# Call of the Dead!



## Thunder (Apr 26, 2011)

http://www.youtube.com/watch?v=KZJBc_BE3Ws

Dunno whether this has been posted, but if not enjoy the video.

Now with new characters!


----------



## AndyB (Apr 26, 2011)

Oh Romero, you so dead.


----------



## Dimitri Petrenko (Apr 27, 2011)

Commence tea bagging on buffy the vampire slayer


----------



## Psychonaut (Apr 27, 2011)

LOL, CALL OF DUTY
CALL OF DUTY, LOL


----------



## Dimitri Petrenko (Apr 27, 2011)

Psychonaut said:


> LOL, CALL OF DUTY
> CALL OF DUTY, LOL


 
This isnt call of duty this is nazi zombies


----------



## AndyB (Apr 27, 2011)

Dimitri Petrenko said:


> This isnt call of duty this is nazi zombies


 
Well what game are you starting up then?


----------



## Trent the Paladin (Apr 27, 2011)

Sounds like a cool team, but what was wrong with the four people we've been stuck with since WaW?


----------



## Thunder (Apr 27, 2011)

AndyB said:


> Well what game are you starting up then?


 
Assassin's Creed.


----------



## AndyB (Apr 27, 2011)

Tom said:


> Sounds like a cool team, but what was wrong with the four people we've been stuck with since WaW?


 
To be fair this one is alot more.. crazy and OTT. 

@Thunder.. Ass indeed


----------



## Thunder (Apr 27, 2011)

I was hoping to see the Andyface D:


----------



## Dimitri Petrenko (May 5, 2011)

It appears that tank and the others are stuck in a lil door while you gotta free them, if you do you get the wonderwaffe.


----------



## Thunder (May 5, 2011)

Dimitri Petrenko said:


> It appears that tank and the others are stuck in a lil door while you gotta free them, if you do you get the wonderwaffe.


 
Saw that, seems like such a pain to go through.


----------



## Dimitri Petrenko (May 5, 2011)

Thunderstruck said:


> Saw that, seems like such a pain to go through.


 
****ing worth it though well atleast its possible in solo unlike the ascension easter egg


----------



## Thunder (May 5, 2011)

Never heard of the Ascension Easter egg.

I hate how in CotD, the Juggernog machine is so far away.


----------



## NyaaCat (May 5, 2011)

Love the new map.
Miss the characters though!!
But i can't finish the last step to free them.


----------



## Dimitri Petrenko (May 7, 2011)

Thunderstruck said:


> Never heard of the Ascension Easter egg.
> 
> I hate how in CotD, the Juggernog machine is so far away.


 
Try shi no numa thats a pain in the ass since the perk location are random


----------



## SonicPinhead (May 7, 2011)

Dimitri Petrenko said:


> Try shi no numa thats a pain in the ass since the perk location are random


 
They make all the perk drinks in the most inconvenient of places, especially Juggernog. Kino's one of the worst for Juggernog.


----------



## Dimitri Petrenko (May 7, 2011)

SonicPinhead said:


> They make all the perk drinks in the most inconvenient of places, especially Juggernog. Kino's one of the worst for Juggernog.

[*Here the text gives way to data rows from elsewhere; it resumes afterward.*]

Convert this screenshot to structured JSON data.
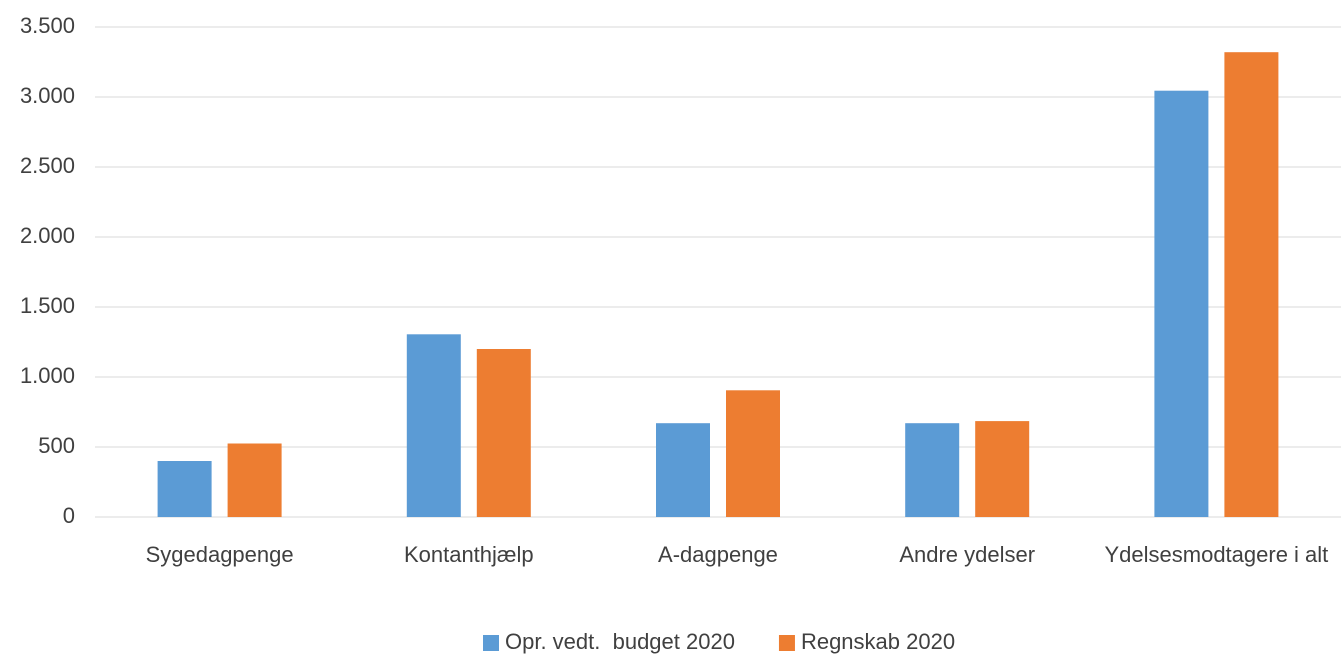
{
  "chart_data": {
    "type": "bar",
    "categories": [
      "Sygedagpenge",
      "Kontanthjælp",
      "A-dagpenge",
      "Andre ydelser",
      "Ydelsesmodtagere i alt"
    ],
    "series": [
      {
        "name": "Opr. vedt.  budget 2020",
        "color": "#5b9bd5",
        "values": [
          400,
          1305,
          670,
          670,
          3045
        ]
      },
      {
        "name": "Regnskab 2020",
        "color": "#ed7d31",
        "values": [
          525,
          1200,
          905,
          685,
          3320
        ]
      }
    ],
    "ylim": [
      0,
      3500
    ],
    "yticks": [
      0,
      500,
      {
        "value": 1000,
        "label": "1.000"
      },
      {
        "value": 1500,
        "label": "1.500"
      },
      {
        "value": 2000,
        "label": "2.000"
      },
      {
        "value": 2500,
        "label": "2.500"
      },
      {
        "value": 3000,
        "label": "3.000"
      },
      {
        "value": 3500,
        "label": "3.500"
      }
    ],
    "grid": true,
    "legend": "bottom"
  }
}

 I find verruckt terrible seeming as your upstairs most of the game but then again its the first map to have perks
TBH they got it in the best place  in Five of all maps Heh


----------



## Trent the Paladin (May 10, 2011)

Dimitri Petrenko said:


> Try shi no numa thats a pain in the ass since the perk location are random


 
The map is a pain. I'm still trying to get Deadhead and Big Baller. 

And Five they had to put them in decent locations, everything else about that map pretty much sucked.


----------